As far as I know, random variables are functions form a probability space $(\Omega,\mathcal{A},\mu)$ to real numbers $\mathbb{R}$, i.e. $X:\Omega\to\mathbb{R}$. Let a probability density function exist $f_{X}$ and let it depend on an unknown parameter $c\in\mathbf{c}$ where $\mathbf{c}$ is set of all possible values of the parameter.
Bayesian inference, as far as I know works with some prior probability density function for $c$, i.e. $f_C$ and generates using the Bayes rule some posterior $f_{C|X}$ with respect to realization of $X$ that is denoted as $x$. My questions are:
- What is the parameter $C$? Is it considered to be a random variable if it has probability density function $f_{C}$?

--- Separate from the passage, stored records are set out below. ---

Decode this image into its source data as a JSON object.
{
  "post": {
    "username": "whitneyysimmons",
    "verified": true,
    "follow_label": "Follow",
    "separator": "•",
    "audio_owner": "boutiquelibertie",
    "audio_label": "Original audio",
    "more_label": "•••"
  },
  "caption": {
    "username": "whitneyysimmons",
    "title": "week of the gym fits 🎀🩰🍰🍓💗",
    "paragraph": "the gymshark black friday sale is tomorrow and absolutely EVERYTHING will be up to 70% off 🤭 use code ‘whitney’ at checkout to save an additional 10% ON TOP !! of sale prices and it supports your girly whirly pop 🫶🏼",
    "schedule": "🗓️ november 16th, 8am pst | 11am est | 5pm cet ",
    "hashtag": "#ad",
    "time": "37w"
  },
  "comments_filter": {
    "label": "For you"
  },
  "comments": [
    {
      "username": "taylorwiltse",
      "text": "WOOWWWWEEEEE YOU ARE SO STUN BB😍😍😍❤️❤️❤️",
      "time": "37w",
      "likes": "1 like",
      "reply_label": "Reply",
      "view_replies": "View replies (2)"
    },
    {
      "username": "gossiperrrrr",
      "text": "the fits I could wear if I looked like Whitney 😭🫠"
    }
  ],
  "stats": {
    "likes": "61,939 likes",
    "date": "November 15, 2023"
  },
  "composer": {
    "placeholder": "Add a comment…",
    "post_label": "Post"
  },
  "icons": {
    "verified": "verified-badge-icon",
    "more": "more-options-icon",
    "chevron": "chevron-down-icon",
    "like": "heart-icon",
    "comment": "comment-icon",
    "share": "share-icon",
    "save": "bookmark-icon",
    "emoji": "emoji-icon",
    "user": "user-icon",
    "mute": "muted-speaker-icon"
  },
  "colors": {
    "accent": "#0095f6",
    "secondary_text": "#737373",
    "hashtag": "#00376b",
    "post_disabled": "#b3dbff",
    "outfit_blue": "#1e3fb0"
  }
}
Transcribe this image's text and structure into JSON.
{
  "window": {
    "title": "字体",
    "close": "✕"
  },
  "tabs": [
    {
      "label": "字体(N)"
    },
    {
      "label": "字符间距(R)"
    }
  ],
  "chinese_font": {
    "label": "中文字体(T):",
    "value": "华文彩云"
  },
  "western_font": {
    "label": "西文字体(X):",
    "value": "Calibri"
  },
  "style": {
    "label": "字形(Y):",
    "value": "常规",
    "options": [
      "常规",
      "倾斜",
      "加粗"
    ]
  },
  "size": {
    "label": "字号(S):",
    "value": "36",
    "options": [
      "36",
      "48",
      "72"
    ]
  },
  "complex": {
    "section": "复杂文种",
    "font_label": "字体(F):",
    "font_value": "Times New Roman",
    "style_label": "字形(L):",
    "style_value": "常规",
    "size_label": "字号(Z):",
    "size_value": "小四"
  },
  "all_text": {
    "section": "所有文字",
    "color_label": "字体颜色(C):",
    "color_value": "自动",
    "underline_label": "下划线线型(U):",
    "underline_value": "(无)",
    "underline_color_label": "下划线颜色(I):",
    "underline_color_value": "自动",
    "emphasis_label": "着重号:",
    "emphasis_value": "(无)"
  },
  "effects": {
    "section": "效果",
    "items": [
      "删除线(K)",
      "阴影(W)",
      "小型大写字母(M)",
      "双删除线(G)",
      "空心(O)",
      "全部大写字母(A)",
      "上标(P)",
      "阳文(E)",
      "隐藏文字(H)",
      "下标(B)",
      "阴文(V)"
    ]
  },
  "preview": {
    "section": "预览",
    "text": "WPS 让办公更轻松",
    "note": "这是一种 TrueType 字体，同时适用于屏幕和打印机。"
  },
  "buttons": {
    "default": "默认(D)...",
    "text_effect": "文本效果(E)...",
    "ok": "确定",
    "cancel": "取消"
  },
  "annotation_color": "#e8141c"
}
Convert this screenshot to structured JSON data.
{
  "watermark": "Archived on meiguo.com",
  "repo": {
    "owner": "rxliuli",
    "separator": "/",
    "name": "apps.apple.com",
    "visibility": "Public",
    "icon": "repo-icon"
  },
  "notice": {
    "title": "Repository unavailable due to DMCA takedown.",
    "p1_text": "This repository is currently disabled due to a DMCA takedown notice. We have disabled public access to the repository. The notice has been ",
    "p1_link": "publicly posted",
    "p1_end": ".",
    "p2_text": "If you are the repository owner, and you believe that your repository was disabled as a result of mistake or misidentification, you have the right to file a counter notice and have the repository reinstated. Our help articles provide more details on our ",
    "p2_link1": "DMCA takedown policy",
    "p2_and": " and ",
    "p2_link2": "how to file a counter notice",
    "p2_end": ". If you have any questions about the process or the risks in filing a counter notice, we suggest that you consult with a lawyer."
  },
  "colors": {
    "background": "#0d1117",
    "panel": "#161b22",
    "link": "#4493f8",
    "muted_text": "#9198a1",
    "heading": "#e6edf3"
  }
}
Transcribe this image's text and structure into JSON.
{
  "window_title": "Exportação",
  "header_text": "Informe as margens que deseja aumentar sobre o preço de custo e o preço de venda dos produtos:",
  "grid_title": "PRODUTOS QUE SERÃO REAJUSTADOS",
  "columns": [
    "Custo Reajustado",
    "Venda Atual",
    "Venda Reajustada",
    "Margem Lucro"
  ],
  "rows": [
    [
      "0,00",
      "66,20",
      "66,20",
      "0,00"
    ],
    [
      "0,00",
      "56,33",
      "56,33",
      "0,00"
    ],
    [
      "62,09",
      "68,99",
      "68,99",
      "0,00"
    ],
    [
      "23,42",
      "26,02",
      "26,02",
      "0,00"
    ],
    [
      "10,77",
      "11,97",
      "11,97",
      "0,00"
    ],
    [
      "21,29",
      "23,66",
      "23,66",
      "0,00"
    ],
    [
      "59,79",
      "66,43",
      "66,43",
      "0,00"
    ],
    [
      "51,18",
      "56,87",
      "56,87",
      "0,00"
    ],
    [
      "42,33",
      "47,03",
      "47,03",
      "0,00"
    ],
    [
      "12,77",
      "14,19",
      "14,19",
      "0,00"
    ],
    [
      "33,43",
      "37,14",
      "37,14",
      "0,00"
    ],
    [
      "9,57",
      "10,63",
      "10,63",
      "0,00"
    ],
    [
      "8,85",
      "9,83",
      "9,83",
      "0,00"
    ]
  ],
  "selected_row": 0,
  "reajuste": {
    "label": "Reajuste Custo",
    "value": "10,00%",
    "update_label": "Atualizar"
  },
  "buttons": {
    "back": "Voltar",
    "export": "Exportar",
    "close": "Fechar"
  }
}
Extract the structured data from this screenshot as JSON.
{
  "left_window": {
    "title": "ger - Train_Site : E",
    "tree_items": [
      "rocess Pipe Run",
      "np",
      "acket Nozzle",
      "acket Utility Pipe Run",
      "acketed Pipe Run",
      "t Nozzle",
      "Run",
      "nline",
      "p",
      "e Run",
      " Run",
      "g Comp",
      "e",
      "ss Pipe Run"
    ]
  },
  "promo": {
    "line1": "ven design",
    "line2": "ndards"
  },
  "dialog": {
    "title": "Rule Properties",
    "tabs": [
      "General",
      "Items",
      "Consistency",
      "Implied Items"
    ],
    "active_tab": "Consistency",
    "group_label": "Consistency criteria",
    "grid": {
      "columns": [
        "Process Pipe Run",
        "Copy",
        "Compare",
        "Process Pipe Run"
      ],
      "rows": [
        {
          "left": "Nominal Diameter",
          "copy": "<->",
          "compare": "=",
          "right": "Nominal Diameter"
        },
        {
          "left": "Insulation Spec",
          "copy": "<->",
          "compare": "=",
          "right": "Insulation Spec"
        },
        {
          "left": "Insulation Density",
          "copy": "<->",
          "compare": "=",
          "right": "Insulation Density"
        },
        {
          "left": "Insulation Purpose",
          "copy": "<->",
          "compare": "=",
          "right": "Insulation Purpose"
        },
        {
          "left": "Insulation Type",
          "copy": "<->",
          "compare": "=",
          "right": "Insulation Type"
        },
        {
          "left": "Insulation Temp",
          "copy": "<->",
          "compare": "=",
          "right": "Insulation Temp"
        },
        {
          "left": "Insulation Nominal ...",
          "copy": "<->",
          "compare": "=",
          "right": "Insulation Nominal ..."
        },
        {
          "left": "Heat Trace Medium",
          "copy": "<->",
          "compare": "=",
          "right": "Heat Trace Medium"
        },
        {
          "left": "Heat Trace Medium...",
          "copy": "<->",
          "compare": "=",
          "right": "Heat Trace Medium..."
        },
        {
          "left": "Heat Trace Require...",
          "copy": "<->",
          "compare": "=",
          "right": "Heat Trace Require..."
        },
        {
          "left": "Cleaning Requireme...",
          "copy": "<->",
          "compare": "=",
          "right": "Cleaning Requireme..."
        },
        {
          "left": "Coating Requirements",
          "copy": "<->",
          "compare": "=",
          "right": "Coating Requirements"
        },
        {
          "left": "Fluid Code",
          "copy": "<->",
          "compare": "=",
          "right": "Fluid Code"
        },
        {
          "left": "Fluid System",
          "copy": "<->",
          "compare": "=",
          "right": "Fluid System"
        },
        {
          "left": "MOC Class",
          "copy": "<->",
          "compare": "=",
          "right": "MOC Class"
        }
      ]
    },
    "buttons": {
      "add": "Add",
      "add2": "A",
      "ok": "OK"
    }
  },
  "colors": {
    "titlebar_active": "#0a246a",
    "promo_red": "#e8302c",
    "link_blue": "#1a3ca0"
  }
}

- If so, what is its relationship to $(\Omega,\mathcal{A},\mu)$? Does it mean that $C:\Omega\to\mathbb{R}$?
The answer might be just yes/no, possibly with some appropriate reference.
Yes, $C$ is a random variable with PDF $f_C$ (when $C$ has a density).
Yes, $C$ is defined on $\Omega$, if only to be able to consider objects such as the conditional distribution of $X$ conditionally on $C$, and no, $C$ is not always real valued.